Bípide, posto que da espécie
humana sapiens.
Mas, artrópode pela escrita
que em rede de si estende
para a captura dos sentidos
        desavisados.

Aracne desiste da disputa.
Athena se retira.
            E a teia,
             ao sol,
             brilha
   revestida de orvalho.



SETE HAIKAIS (NA PAISAGEM)

a

Árvores urbanas.
O sol sobre espesso muro.
Pássaro banal.

b

Vento em desconcerto
dedilha fios elétricos.
As nuvens já dançam.

c

Perpendicular
a chuva de pontos frios.
Inunda-se o plano.

d

Janela vazia.
Paisagem suprematista.
Branco sobre branco.

e

Úmido papel.
Pincel amarrado à cor,
correndo liberta-se.

f

Tarde desbotada.
A pele da fruta em chamas:
interino sol.

g

O dia desmaiou.
Ócio das alavancas.
O poema acorda.



DESALENTO (check out)

Agora não me vem
A palavra final
Que passe o troco às sensações.

















Sem Título - Marcantonio - Óleo sobre tela - 1997

Mais imagens minhas em Cadernos de Arte

domingo, 27 de junho de 2010

Entre Sítios e mais Dois Poemas



ENTRE SÍTIOS (6)

(Para Jorge Pimenta e seu
Viagens de Luz e Sombras)


O fogo já fora ateado
Na árvore do dia.
Não haveria mais
A sua neutra sombra.

Apenas assombro.


INTERDITADO

Olha,
a sorte ressuscita,
a desdita,
ao que parece,
também fenece;
e de se contrapor
à dor
esquece-se a prece,
agora abreviada
em verso belo,
monóstico,
osmótico
à vida paralelo.

Deixe estar.
Neste ponto banal (.)
(½ trema caído)
a rima extrema,
final.
Tornemo-nos mais abstratos
em abstrata arritmia
(aqui a tentação da rima ‘poesia’).
Sai pra lá, velha rima
que à vida não arrima!
Ai deus!
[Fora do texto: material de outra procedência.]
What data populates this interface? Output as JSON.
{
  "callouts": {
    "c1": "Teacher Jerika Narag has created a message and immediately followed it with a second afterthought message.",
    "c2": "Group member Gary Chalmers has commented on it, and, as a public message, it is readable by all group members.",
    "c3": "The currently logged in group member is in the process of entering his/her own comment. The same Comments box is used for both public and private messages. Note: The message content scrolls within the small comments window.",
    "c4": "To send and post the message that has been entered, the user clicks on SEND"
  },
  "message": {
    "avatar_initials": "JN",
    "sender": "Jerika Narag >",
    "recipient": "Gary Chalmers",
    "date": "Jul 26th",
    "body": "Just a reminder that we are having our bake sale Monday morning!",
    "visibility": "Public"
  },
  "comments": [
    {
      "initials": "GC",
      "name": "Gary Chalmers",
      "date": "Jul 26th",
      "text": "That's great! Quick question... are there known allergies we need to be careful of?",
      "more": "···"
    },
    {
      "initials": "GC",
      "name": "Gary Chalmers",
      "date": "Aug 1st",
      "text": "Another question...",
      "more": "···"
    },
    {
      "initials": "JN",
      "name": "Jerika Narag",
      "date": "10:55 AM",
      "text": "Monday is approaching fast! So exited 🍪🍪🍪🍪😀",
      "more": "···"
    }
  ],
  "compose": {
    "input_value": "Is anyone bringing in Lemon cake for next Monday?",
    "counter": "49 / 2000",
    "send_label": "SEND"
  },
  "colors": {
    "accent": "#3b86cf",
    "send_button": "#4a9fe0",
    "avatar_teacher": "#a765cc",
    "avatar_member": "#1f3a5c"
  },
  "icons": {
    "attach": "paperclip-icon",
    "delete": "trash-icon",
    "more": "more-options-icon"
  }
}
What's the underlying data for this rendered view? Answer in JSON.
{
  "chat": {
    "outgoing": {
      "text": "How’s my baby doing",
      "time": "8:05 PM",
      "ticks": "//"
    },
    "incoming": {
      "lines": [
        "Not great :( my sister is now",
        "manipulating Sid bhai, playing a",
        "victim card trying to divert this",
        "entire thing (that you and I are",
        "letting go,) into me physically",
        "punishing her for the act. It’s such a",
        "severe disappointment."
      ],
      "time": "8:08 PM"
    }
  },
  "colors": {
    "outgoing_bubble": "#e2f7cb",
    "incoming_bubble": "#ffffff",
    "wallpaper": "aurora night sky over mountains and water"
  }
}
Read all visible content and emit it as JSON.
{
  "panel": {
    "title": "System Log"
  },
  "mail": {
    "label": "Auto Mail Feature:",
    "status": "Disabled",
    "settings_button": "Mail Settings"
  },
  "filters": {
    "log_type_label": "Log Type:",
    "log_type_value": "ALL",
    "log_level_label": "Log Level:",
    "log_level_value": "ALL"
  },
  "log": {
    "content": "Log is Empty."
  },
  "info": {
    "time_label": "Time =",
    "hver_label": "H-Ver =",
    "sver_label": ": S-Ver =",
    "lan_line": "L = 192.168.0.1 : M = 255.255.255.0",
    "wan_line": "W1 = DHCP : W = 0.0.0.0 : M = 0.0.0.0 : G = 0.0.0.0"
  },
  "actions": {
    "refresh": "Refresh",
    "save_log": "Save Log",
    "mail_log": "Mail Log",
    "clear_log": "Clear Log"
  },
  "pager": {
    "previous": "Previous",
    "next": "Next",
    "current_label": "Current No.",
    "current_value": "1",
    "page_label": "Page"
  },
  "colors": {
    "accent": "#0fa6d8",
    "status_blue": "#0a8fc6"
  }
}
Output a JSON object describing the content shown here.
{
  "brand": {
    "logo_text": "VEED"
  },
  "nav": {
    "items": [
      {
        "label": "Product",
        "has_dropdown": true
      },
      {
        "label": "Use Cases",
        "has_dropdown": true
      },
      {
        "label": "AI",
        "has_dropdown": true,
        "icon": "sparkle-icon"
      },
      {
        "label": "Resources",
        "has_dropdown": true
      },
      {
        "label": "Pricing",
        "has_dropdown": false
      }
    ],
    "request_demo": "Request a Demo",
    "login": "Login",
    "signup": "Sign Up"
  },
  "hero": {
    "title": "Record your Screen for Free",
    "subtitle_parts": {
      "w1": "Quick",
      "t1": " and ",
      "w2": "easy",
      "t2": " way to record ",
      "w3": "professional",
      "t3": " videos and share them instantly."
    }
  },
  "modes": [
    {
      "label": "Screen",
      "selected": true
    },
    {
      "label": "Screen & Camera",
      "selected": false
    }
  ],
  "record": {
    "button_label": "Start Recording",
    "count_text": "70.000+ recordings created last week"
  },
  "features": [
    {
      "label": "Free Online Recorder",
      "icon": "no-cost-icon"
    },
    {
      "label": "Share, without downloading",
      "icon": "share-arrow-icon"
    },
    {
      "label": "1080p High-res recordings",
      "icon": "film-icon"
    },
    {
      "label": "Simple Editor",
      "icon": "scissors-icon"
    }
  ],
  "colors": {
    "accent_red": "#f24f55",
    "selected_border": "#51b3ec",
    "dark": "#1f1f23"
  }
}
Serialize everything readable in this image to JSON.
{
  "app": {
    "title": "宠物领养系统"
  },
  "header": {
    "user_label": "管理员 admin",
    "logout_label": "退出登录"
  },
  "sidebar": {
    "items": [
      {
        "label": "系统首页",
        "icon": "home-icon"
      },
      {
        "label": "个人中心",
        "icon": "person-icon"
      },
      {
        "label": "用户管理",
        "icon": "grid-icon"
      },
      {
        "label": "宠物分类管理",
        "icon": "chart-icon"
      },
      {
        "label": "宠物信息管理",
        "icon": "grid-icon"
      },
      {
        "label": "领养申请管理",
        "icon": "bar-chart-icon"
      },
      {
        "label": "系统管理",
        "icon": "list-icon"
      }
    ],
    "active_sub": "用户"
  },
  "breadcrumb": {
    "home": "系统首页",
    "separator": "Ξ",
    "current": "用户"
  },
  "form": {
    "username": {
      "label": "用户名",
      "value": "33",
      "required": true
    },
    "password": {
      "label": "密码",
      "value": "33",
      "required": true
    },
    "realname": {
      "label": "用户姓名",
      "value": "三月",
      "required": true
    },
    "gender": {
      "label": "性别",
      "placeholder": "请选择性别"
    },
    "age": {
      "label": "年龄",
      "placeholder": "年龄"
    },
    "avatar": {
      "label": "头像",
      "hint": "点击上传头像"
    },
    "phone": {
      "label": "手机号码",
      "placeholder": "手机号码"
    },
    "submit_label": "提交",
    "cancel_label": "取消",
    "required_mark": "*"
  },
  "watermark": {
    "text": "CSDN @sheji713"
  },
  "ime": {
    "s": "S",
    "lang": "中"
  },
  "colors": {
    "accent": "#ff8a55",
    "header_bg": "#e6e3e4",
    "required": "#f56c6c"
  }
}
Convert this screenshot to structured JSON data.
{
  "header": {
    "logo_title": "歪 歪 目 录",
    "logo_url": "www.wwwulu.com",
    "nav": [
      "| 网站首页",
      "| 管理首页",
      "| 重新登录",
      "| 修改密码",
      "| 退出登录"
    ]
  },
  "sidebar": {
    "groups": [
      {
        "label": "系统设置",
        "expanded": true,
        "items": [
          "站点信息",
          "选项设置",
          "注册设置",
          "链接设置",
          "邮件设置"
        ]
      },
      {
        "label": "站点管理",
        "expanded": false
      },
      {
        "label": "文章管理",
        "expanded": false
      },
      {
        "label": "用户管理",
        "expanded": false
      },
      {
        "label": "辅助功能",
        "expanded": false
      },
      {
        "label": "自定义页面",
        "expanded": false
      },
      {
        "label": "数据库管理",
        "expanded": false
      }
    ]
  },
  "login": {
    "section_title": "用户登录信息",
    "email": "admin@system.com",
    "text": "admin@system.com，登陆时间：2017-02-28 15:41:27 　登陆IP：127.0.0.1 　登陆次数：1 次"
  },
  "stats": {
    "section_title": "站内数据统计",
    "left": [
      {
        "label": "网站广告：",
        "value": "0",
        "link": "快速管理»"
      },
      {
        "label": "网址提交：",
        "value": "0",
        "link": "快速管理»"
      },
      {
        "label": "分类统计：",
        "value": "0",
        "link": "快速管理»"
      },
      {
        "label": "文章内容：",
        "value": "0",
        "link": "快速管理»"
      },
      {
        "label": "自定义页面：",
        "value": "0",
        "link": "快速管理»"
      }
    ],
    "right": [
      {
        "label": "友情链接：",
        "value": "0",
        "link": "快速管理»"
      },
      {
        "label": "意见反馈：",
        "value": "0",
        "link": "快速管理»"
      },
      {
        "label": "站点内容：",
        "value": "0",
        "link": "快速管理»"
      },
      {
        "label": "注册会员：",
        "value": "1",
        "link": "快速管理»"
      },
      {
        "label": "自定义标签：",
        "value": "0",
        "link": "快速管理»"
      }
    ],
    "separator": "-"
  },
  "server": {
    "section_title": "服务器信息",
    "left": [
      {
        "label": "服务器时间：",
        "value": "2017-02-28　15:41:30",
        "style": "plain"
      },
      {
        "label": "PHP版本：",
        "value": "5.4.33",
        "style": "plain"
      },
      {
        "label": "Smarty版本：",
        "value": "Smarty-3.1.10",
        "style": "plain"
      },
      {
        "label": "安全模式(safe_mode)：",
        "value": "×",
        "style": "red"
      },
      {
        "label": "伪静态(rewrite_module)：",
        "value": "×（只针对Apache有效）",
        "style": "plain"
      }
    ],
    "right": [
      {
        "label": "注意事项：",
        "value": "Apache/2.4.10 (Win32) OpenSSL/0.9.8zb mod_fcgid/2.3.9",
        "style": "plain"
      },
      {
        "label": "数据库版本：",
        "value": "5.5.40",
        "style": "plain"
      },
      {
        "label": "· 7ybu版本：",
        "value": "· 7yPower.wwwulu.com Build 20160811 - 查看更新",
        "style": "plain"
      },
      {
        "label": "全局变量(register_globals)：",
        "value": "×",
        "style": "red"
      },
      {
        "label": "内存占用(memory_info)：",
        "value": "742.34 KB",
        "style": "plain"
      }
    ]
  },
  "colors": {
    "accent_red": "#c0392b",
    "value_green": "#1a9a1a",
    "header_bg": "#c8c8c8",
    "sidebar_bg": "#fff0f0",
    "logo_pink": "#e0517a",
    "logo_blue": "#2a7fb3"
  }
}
De novo
esse ovo (oh!) de serpente
em omelete!
Não!
Aqui o pássaro se arremete
(porra! sai rima
tu mesma que já rimaste
mais acima; tu mesma,
a própria rima metalingüística
em provação artística).

Isso não tem fim!
Chega!
Pelo esforço
a rima aqui jazerá
sob o branco do papel.

Mas, voltemos ao pássaro
que se arremete ao céu
(não! não! não!).

Onde está a merda do pássaro
que se arremetia ao...? Ah!
- Te peguei!
Deixei de rimar!
(Ora, mas isso ainda rima com ‘ah!’)

É um caso perdido!
Retorno ao pássaro arremetido
para fecundar a metáfora
que o avião desdenha,
e falar in abstracto
das horas sem seus suportes:
o Agora, o Aqui e os Fatos.
Parece que não consegui
dizê-lo de modo não rimado.
Danem-se o dito e a desdita,
a rima
e o verso interditado!


RECEIO

O que farei ao perceber
Que minha canção resvala
E tece sem ardor?

Que o cérebro redundante
Já se iguala
A um rebocador?

Se o coração se fizer mediano
E se equalizar
Em linha de equador?

















Monotipia s/ título - Marcantonio

Outras imagens minhas em Cadernos de Arte

sexta-feira, 25 de junho de 2010

Um Poema de William Blake

THE LITTLE VAGABOND

Dear mother, dear mother, the Church is cold;
But the Alehouse is healthy, and pleasant, and warm.
Besides, I can tell where I am used well;
Such usage in heaven will never do well.

But, if at the Church they would give us some ale,
And a pleasant fire our souls to regale,
We’d sing and we’d pray all the livelong day,
Nor ever once wish from the Church to stray.

Then the Parson might preach, and drink, and sing,
And we’d be as happy as birds in the spring;
And modest Dame Lurch, who is always at church,
Would not have bandy children, nor fasting, nor birch.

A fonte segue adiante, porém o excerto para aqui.